There are 13 blocks for the academic year of 4 weeks each divided as follows:
Inpatient Stroke Service (6 blocks): The stroke fellow will lead the inpatient vascular service leading a team including residents and advanced practice providers. This team will have both primary stroke patients and a consultative role in the neurocritical care unit. Acute stroke evaluations for patients presenting at CSC during regular daytime hours will be performed by the resident and AP team under the supervision of the stroke fellow as well as coordination of patients requiring direct mechanical stroke interventions.
Neurocritical Care (2 blocks): The stroke fellow will spend 2 months as the fellow in the Neuro-ICU with primary management of patients with a variety of neurocritical care needs under the supervision of the neurocritical care attending.

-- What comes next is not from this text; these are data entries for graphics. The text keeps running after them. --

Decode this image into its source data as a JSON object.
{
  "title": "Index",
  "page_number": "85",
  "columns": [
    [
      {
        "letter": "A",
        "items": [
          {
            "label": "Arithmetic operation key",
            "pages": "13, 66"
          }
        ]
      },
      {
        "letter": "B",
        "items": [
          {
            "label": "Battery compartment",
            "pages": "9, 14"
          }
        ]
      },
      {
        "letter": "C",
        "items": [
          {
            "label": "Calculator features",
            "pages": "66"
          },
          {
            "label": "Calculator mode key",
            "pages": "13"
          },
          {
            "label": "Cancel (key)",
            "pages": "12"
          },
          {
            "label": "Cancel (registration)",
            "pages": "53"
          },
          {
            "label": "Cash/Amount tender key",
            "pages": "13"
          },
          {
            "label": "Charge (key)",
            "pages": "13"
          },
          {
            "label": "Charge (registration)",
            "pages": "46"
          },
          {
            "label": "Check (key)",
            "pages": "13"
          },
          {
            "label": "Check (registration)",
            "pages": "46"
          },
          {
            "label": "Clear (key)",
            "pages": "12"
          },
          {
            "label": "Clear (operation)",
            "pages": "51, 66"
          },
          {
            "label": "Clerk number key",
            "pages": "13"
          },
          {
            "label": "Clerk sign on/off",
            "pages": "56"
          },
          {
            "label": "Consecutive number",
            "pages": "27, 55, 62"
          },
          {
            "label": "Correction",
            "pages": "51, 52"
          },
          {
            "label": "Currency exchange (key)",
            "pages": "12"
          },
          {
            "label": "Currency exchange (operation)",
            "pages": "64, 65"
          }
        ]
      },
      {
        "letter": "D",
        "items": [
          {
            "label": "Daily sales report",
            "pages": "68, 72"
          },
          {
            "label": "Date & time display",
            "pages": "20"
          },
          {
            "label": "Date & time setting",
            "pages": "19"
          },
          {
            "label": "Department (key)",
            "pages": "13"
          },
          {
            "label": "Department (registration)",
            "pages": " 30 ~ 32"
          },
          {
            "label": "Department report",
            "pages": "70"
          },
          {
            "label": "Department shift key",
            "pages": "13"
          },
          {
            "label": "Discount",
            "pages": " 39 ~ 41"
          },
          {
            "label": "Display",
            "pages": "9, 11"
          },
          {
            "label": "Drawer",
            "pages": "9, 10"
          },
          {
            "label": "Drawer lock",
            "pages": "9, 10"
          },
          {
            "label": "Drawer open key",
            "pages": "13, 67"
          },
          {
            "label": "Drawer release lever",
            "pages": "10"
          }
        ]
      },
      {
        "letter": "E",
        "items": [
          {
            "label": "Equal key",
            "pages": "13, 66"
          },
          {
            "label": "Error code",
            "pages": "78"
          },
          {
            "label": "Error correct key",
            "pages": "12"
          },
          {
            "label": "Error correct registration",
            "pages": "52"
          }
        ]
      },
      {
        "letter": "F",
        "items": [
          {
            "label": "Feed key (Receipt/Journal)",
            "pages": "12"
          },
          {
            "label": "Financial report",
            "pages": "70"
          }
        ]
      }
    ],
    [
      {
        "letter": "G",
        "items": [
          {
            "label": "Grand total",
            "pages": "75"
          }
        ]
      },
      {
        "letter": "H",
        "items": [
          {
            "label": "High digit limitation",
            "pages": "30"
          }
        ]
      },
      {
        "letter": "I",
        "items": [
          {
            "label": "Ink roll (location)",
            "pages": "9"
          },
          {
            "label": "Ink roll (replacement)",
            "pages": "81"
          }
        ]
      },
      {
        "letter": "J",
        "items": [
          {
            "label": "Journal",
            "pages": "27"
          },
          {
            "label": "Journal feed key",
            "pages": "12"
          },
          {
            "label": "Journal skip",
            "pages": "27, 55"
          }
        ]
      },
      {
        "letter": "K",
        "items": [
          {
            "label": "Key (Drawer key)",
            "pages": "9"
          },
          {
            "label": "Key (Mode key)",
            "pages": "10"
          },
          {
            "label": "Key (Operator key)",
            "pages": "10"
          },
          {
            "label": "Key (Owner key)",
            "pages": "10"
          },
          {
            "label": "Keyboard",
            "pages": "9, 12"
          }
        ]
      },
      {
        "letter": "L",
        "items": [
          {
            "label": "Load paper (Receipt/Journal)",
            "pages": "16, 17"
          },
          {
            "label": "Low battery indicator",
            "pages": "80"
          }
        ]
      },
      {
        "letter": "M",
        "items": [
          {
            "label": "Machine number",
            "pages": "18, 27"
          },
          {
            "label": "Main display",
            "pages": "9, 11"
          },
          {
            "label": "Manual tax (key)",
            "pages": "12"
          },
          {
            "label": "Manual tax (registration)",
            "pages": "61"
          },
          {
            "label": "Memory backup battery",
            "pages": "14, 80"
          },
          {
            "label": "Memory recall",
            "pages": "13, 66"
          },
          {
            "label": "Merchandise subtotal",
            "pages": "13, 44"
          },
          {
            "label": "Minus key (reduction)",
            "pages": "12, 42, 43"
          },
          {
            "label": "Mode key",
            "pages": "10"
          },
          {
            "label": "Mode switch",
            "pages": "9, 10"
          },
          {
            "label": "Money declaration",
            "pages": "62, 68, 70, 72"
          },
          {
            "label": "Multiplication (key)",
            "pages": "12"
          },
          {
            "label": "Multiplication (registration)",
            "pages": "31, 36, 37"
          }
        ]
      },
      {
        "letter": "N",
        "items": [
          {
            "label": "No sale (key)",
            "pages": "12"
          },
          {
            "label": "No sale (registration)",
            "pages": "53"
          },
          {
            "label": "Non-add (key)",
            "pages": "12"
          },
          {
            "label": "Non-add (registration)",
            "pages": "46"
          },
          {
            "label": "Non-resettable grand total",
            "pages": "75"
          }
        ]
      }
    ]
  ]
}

During this time fellows will gain expertise in the initial management of patients with cerebrovascular disease requiring ICU level care including those who are immediately post procedure.
Interventional Neurosurgery (1.5 blocks): During these weeks the stroke fellow will work directly with the interventional neurosurgery team performing thrombectomy as well as other emergent stroke interventions and will also get time in the neurosurgery outpatient vascular clinic and operating room for vascular cases. Rotation time is divided into weeks coving emergencies coupled with teleneurology/telestroke the fellow will be able to respond to emergency cases with flexible responsibilities the following day, and other weeks with a regular schedule in the clinic and OR without emergency coverage responsibilities.
Outpatient Vascular Clinic (1 block): In addition to their continuity clinic, the stroke fellow will spend at least one full block in an ambulatory setting developing the skill set to maintain appropriate secondary stroke prevention, support patients through stroke rehab and recovery, and take over cases seen initially in the hospital setting.
Research (1 block): One block is set aside for research. In addition to the option to participate in national and regional stroke trials through the St. Luke’s Stroke Center the fellow will have the opportunity to engage in the full research process. Each fellow is expected to complete at least one original research or QI/PI project during their time at St. Luke’s. If a fellow completes their research requirement during other rotations and desires this time for additional elective opportunities that is possible with the approval of the program director
Vascular Ultrasound (0.5 blocks): The fellow will participate in the vascular neurology ultrasound course at Wake Forrest (with travel and course fees covered). This will provide a basis for the performance and interpretation of transcranial doppler and carotid doppler.
Elective (1 block): The fellow can choose from several helpful electives including stroke program management (the fellow will spend time working with the stroke director, stroke program manager/coordinator, and stroke nurse navigator to gain understanding of how a stroke program runs and coordination with JCHAO and other entities) among others. Custom elective options are available depending on the fellows interest level with the approval of the program director.
Continuity Clinic: Through the one year course the fellow will maintain a continuity clinic of vascular patients consisting of ½ day per week EXCEPT during the critical care and interventional blocks.
Call: During the inpatient stroke service blocks fellows will have one night per week of home call and will work 1 weekend day every other week (2 weekend days per block). During other rotations the fellow will have one night call shift every other week except for during the critical care blocks (the fellow will follow the call requirements of the neurocritical care group) and the interventional neurosurgery blocks.